Il est des pays où les autobus ont la vie plus longue que les frontières.
Magnifique incipit de ce court récit initiatique inscrit dans la violence et les déchirements de l’éclatement de la Yougoslavie!
« Chacun de nos gestes compte », explique Vera l’herboriste au narrateur qui est un de ses patients. Patient dans tous les sens du terme : consultant malade dans son corps en attente d’une aide que la médecine traditionnelle ne peut lui offrir, celui-ci écoute dans l’atmosphère enfumée que dispense Vera, les aventures de Vesko le teigneux à la recherche de son père en pleine zone de guerre.

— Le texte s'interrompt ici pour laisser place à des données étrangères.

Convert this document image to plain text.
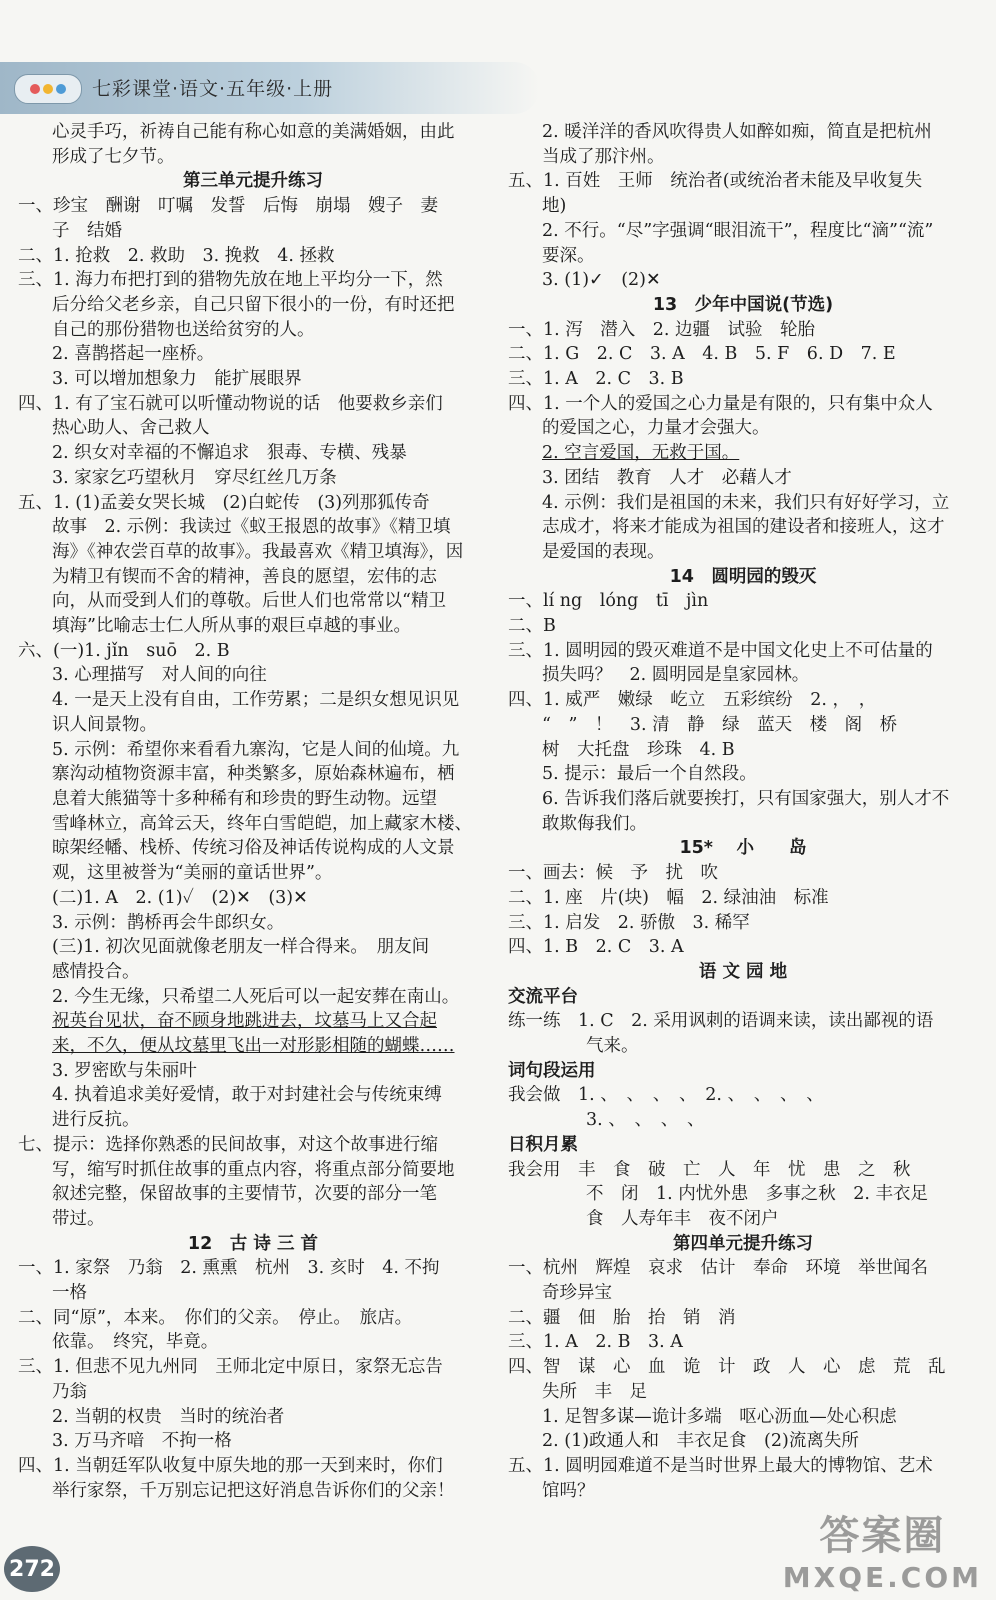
七彩课堂·语文·五年级·上册
心灵手巧，祈祷自己能有称心如意的美满婚姻，由此
形成了七夕节。
第三单元提升练习
一、珍宝　酬谢　叮嘱　发誓　后悔　崩塌　嫂子　妻
子　结婚
二、1. 抢救　2. 救助　3. 挽救　4. 拯救
三、1. 海力布把打到的猎物先放在地上平均分一下，然
后分给父老乡亲，自己只留下很小的一份，有时还把
自己的那份猎物也送给贫穷的人。
2. 喜鹊搭起一座桥。
3. 可以增加想象力　能扩展眼界
四、1. 有了宝石就可以听懂动物说的话　他要救乡亲们
热心助人、舍己救人
2. 织女对幸福的不懈追求　狠毒、专横、残暴
3. 家家乞巧望秋月　穿尽红丝几万条
五、1. (1)孟姜女哭长城　(2)白蛇传　(3)列那狐传奇
故事　2. 示例：我读过《蚁王报恩的故事》《精卫填
海》《神农尝百草的故事》。我最喜欢《精卫填海》，因
为精卫有锲而不舍的精神，善良的愿望，宏伟的志
向，从而受到人们的尊敬。后世人们也常常以“精卫
填海”比喻志士仁人所从事的艰巨卓越的事业。
六、(一)1. jǐn　suō　2. B
3. 心理描写　对人间的向往
4. 一是天上没有自由，工作劳累；二是织女想见识见
识人间景物。
5. 示例：希望你来看看九寨沟，它是人间的仙境。九
寨沟动植物资源丰富，种类繁多，原始森林遍布，栖
息着大熊猫等十多种稀有和珍贵的野生动物。远望
雪峰林立，高耸云天，终年白雪皑皑，加上藏家木楼、
晾架经幡、栈桥、传统习俗及神话传说构成的人文景
观，这里被誉为“美丽的童话世界”。
(二)1. A　2. (1)✓　(2)✕　(3)✕
3. 示例：鹊桥再会牛郎织女。
(三)1. 初次见面就像老朋友一样合得来。　朋友间
感情投合。
2. 今生无缘，只希望二人死后可以一起安葬在南山。
祝英台见状，奋不顾身地跳进去，坟墓马上又合起
来，不久，便从坟墓里飞出一对形影相随的蝴蝶……
3. 罗密欧与朱丽叶
4. 执着追求美好爱情，敢于对封建社会与传统束缚
进行反抗。
七、提示：选择你熟悉的民间故事，对这个故事进行缩
写，缩写时抓住故事的重点内容，将重点部分简要地
叙述完整，保留故事的主要情节，次要的部分一笔
带过。
12　古 诗 三 首
一、1. 家祭　乃翁　2. 熏熏　杭州　3. 亥时　4. 不拘
一格
二、同“原”，本来。　你们的父亲。　停止。　旅店。
依靠。　终究，毕竟。
三、1. 但悲不见九州同　王师北定中原日，家祭无忘告
乃翁
2. 当朝的权贵　当时的统治者
3. 万马齐喑　不拘一格
四、1. 当朝廷军队收复中原失地的那一天到来时，你们
举行家祭，千万别忘记把这好消息告诉你们的父亲！
2. 暖洋洋的香风吹得贵人如醉如痴，简直是把杭州
当成了那汴州。
五、1. 百姓　王师　统治者(或统治者未能及早收复失
地)
2. 不行。“尽”字强调“眼泪流干”，程度比“滴”“流”
要深。
3. (1)✓　(2)✕
13　少年中国说(节选)
一、1. 泻　潜入　2. 边疆　试验　轮胎
二、1. G　2. C　3. A　4. B　5. F　6. D　7. E
三、1. A　2. C　3. B
四、1. 一个人的爱国之心力量是有限的，只有集中众人
的爱国之心，力量才会强大。
2. 空言爱国，无救于国。
3. 团结　教育　人才　必藉人才
4. 示例：我们是祖国的未来，我们只有好好学习，立
志成才，将来才能成为祖国的建设者和接班人，这才
是爱国的表现。
14　圆明园的毁灭
一、lí ng　lóng　tī　jìn
二、B
三、1. 圆明园的毁灭难道不是中国文化史上不可估量的
损失吗？　2. 圆明园是皇家园林。
四、1. 威严　嫩绿　屹立　五彩缤纷　2. ，　，
“　”　！　3. 清　静　绿　蓝天　楼　阁　桥
树　大托盘　珍珠　4. B
5. 提示：最后一个自然段。
6. 告诉我们落后就要挨打，只有国家强大，别人才不
敢欺侮我们。
15* 　小　　岛
一、画去：候　予　扰　吹
二、1. 座　片(块)　幅　2. 绿油油　标准
三、1. 启发　2. 骄傲　3. 稀罕
四、1. B　2. C　3. A
语 文 园 地
交流平台
练一练　1. C　2. 采用讽刺的语调来读，读出鄙视的语
气来。
词句段运用
我会做　1. 、　、　、　、　2. 、　、　、　、
3. 、　、　、　、
日积月累
我会用　丰　食　破　亡　人　年　忧　患　之　秋
不　闭　1. 内忧外患　多事之秋　2. 丰衣足
食　人寿年丰　夜不闭户
第四单元提升练习
一、杭州　辉煌　哀求　估计　奉命　环境　举世闻名
奇珍异宝
二、疆　佃　胎　抬　销　消
三、1. A　2. B　3. A
四、智　谋　心　血　诡　计　政　人　心　虑　荒　乱
失所　丰　足
1. 足智多谋—诡计多端　呕心沥血—处心积虑
2. (1)政通人和　丰衣足食　(2)流离失所
五、1. 圆明园难道不是当时世界上最大的博物馆、艺术
馆吗？
272
答案圈
MXQE.COM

Ce voyage hallucinatoire où les cicatrices de la guerre, les haines de ceux qui vivaient en harmonie quelques années plus tôt, les atrocités diverses et le chaos de la guerre s’opposent au calme du vieil homme, le Vieux, qui s’occupe de ses abeilles. Il refuse de partir sans s’être assuré que ses abeilles seront soignées et il embarque de lourds pots de miel dans la voiture de son fils Vesko le teigneux. Le chemin du retour sera parsemé de problèmes tous plus insurmontables les uns que les autres, mais le miel et les fioles du Vieux serviront de viatique et de passeport entre les différentes communautés. Le vieil homme n’oublie jamais que chacun est le père, le mari ou le frère de quelqu’un avant d’être de tel côté de la frontière, sagesse immémoriale : voir l’homme avant l’étranger.
Vera vient en aide au Vieux alors qu’elle le pense menacé de mort par son fils, le vieil homme lui rendra ce bienfait en miel, si important pour les soins que dispense Vera à ses patients : une chaîne de solidarité et de retours de bienfaits pour briser l’indifférence et la peur.
« Chacun de nos gestes compte », et ceux que l’on n’a pas faits pèseront aussi lourd que les autres.
J’ai beaucoup aimé ce récit initiatique dont le schéma classique de mise en abyme est dépoussiéré, secoué par le cadre historique, temporel et géographique de l’histoire principale. Les stigmates de la guerre dans l’esprit des gens sont finement décrits : la guerre ne s’arrête pas à ceux qui l’ont vécue, elle envahit l’imaginaire des générations suivantes, comme la petite fille qui a regardé les informations à la télévision. Je l’ai constaté avec la seconde guerre mondiale lorsque j’ai écrit la biographie d’un grand résistant et plus tard, quand j’ai rédigé Après la guerre, j’aurais aimé disposer de miel pour soigner les blessures des hommes.